The question that naturally evolves from this is, How do we move from knowing there is a need for cognitive engagement to ensuring our education system can deliver on it?
Policy and Assessment Systems Changes
These demands for student competencies are shaping national and international assessments. The Central Committee of the Communist Party states that education in China must begin to “emphasize sowing students’ creativity and practical abilities over instilling an ability to achieve certain test scores and recite rote knowledge” (Zhao, 2006). The Organisation for Economic Co-operation and Development (OECD, n.d.), whose focus is to enhance economic progress and world trade, defines global competence as the ability to evaluate global and culture challenges from many viewpoints through a critical lens and comprehend how perceptions shape differences, so to effectively communicate with others from various backgrounds. The foundation of this global competence resonates on well-developed analytical and critical-thinking skills—interpreting the meaning of information, approaching problems logically, and evaluating the validity and reliability of information. To this end, the organization established the 2018 Programme for International Student Assessment (https://nces.ed.gov/surveys/pisa), a cognitive assessment program to measure understanding (along with analytical and critical thinking) while engaged in real-world problem solving on international issues.
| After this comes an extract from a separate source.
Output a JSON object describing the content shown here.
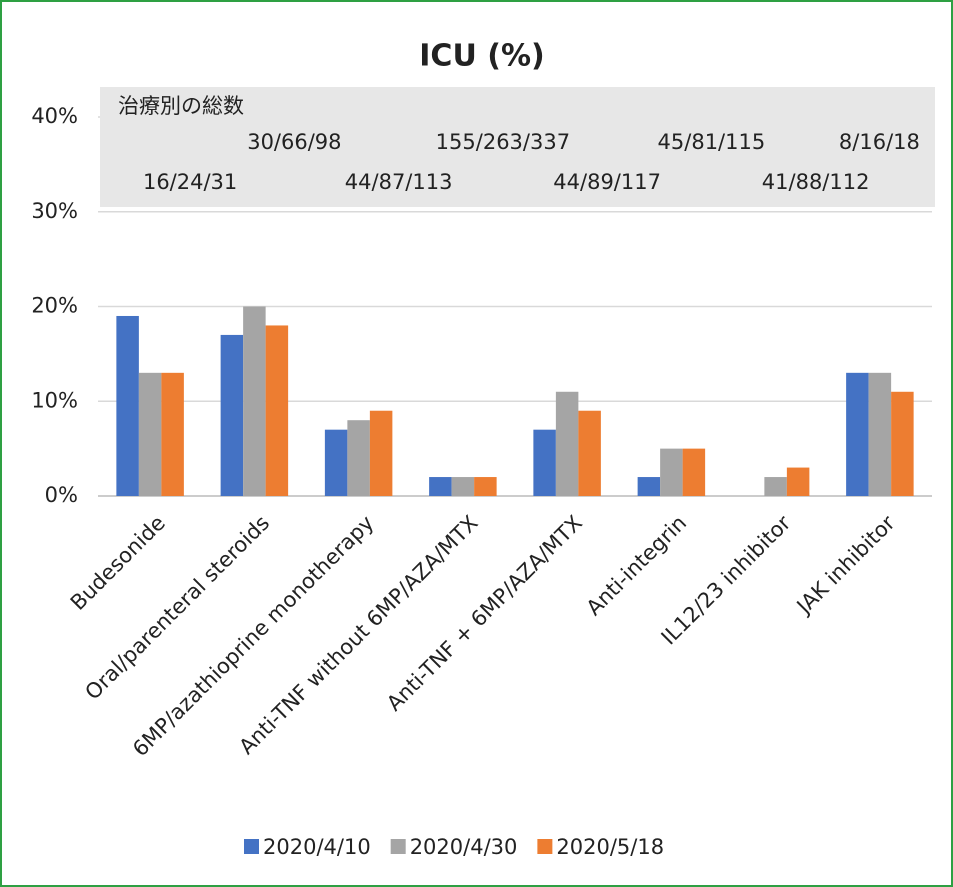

Similarly, the Partnership for Assessment of Readiness for College and Careers (https://parcc-assessment.org) and Smarter Balanced Assessment Consortium (www.smartbalanced.org) are designing rigorous assessments to evaluate college and career readiness through critical-thinking tasks measuring analysis skills instead of rote memorization. Stanford professor emerita and president and CEO of the Learning Policy Institute Linda Darling-Hammond (2012) avows:
Performance tasks ask students to research and analyze information, weigh evidence, and solve problems relevant to the real world, allowing students to demonstrate their knowledge and skills in an authentic way. The Smarter Balanced assessment system uses performance tasks to measure skills valued by higher education and the workplace—critical thinking, problem solving, and communication—that are not adequately assessed by most statewide assessments today. (p. 2)
The Every Student Succeeds Act (ESSA; 2015) also transfers the focus from remembering and recitation to higher-level thinking, as shown in one of the ESSA major areas directed toward access to learning opportunities focused on higher-order-thinking skills. Authors Channa M. Cook-Harvey, Linda Darling-Hammond, Livia Lam, Charmaine Mercer, and Martens Roc (2016) write:
Rather than the rote-oriented education that disadvantaged students have regularly received, which prepares them for the factory jobs of the past, ESSA insists that states redesign education systems to reflect 21st-century learning. The new law establishes a set of expectations for states to design standards and assessments that develop and measure high-order thinking skills for children and provides related resources for professional learning. (p. 1)
The evidence of the need for developing a thinking-based culture in all classrooms is clear. With all this in mind, let’s examine how this book will help you build critical-thinking skills in your students and what it will take to make a thinking culture an everyday part of your classroom.